Change tracking processing instructions and deletion from Nigel Whitaker on 2014-08-27 (public-change@w3.org from August 2014)

From: Nigel Whitaker <nigel.whitaker@deltaxml.com>
Date: Wed, 27 Aug 2014 15:59:04 +0100
To: public-change@w3.org
Message-Id: <36B04505-DBD9-47C9-9E7E-F273A4AD594C@deltaxml.com>

Hello everyone,

There's an aspect of the existing change tracking PIs that are used in a number of systems that I've often wondered about:

The PIs that are used follow the convention of using an attribute-like syntax.  Its a convention that's been adopted for standard PIs such as xml-stylesheet and xml-model.
While its a convention, the XML spec itself doesn't say a lot about what you can/can't do in a PI

When content including elements and attributes is deleted in change tracking systems the content is typically escaped so that its a legal attribute.

Suppose I was to delete this paragraph:  <p xml:lang="en">Hello World</p>

We may see something like this (I'm generalising from what I've seen in a number of systems):

<?change user="nigel" time="2014-08-27 15:12:00" delete="&lt;p xml:lang=&quot;en&quot;&gt;Hello World&lt;/p&gt;" ?>


The angle brackets and quotes have been 'escaped' to make it a legal attribute.  I've got code to deal with this process, but I do wonder if its necessary and if things could be simplified?
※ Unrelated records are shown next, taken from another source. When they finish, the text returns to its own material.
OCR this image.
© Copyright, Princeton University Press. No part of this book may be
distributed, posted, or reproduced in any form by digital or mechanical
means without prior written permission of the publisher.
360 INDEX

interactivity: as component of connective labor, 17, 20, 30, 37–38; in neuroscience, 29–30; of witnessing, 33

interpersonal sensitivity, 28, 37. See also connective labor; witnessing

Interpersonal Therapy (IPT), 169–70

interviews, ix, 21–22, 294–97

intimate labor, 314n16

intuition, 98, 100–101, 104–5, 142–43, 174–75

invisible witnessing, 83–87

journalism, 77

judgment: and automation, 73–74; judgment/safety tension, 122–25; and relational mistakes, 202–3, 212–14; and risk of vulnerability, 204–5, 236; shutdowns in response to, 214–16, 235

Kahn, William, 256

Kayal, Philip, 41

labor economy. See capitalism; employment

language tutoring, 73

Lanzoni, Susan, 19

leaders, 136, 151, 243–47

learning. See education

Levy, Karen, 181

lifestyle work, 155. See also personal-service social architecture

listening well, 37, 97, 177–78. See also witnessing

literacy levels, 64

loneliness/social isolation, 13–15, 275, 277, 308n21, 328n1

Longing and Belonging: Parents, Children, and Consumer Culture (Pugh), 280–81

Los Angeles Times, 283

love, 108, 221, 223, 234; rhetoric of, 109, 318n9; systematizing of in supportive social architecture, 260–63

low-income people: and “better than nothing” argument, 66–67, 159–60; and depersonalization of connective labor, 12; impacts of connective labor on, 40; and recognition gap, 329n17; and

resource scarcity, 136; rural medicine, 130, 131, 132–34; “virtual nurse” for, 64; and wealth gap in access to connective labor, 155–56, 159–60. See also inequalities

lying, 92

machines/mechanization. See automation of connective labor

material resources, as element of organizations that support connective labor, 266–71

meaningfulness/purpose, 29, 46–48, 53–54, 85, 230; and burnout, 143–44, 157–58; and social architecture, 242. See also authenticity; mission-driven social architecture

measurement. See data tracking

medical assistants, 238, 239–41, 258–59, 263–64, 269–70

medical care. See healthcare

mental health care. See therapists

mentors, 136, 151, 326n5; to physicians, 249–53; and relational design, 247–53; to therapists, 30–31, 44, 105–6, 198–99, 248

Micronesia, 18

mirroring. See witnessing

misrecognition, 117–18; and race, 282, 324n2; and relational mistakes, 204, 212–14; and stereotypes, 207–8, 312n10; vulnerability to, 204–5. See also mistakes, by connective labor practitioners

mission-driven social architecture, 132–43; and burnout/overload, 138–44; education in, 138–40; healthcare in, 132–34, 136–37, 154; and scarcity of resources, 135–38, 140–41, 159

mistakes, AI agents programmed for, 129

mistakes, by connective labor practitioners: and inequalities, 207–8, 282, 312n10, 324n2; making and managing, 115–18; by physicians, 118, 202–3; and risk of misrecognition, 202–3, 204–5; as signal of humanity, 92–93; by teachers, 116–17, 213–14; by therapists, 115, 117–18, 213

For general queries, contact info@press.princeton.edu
If we don't use attributes we could perhaps do this:

<?change
  <delete>
    <dc:creator>nigel</dc:creator>
    <dc:time>2014-08-27 15:12:00</dc:time>
    <deletedContent><p xml:lang="en">Hello World</p></deletedContent>
  </delete>
?>

The pseudo-attribute based representation is more compact for small cases certainly, but if there's a large amount of deleted content then the size needed for escaping grows.

And with the XPath3/XLST3 parse/serialize functions coming soon (and saxon:parse()) would an 'element based PI'  be easier for new-comers to read and process?  And perhaps there could be a convention of using a .xsd or .rng grammar to specify the PI content.


It's not a big issue for me - I've written the code for handling the escaping, but I've often wondered if things could be easier.

I wonder if there are any advantages to the attribute like notation, other than its a convention that's always been followed.  Does anyone know the history here?

Thanks,

Nigel

 
-- 
Nigel Whitaker - DeltaXML Ltd - nigel.whitaker@deltaxml.com

Received on Wednesday, 27 August 2014 14:59:33 UTC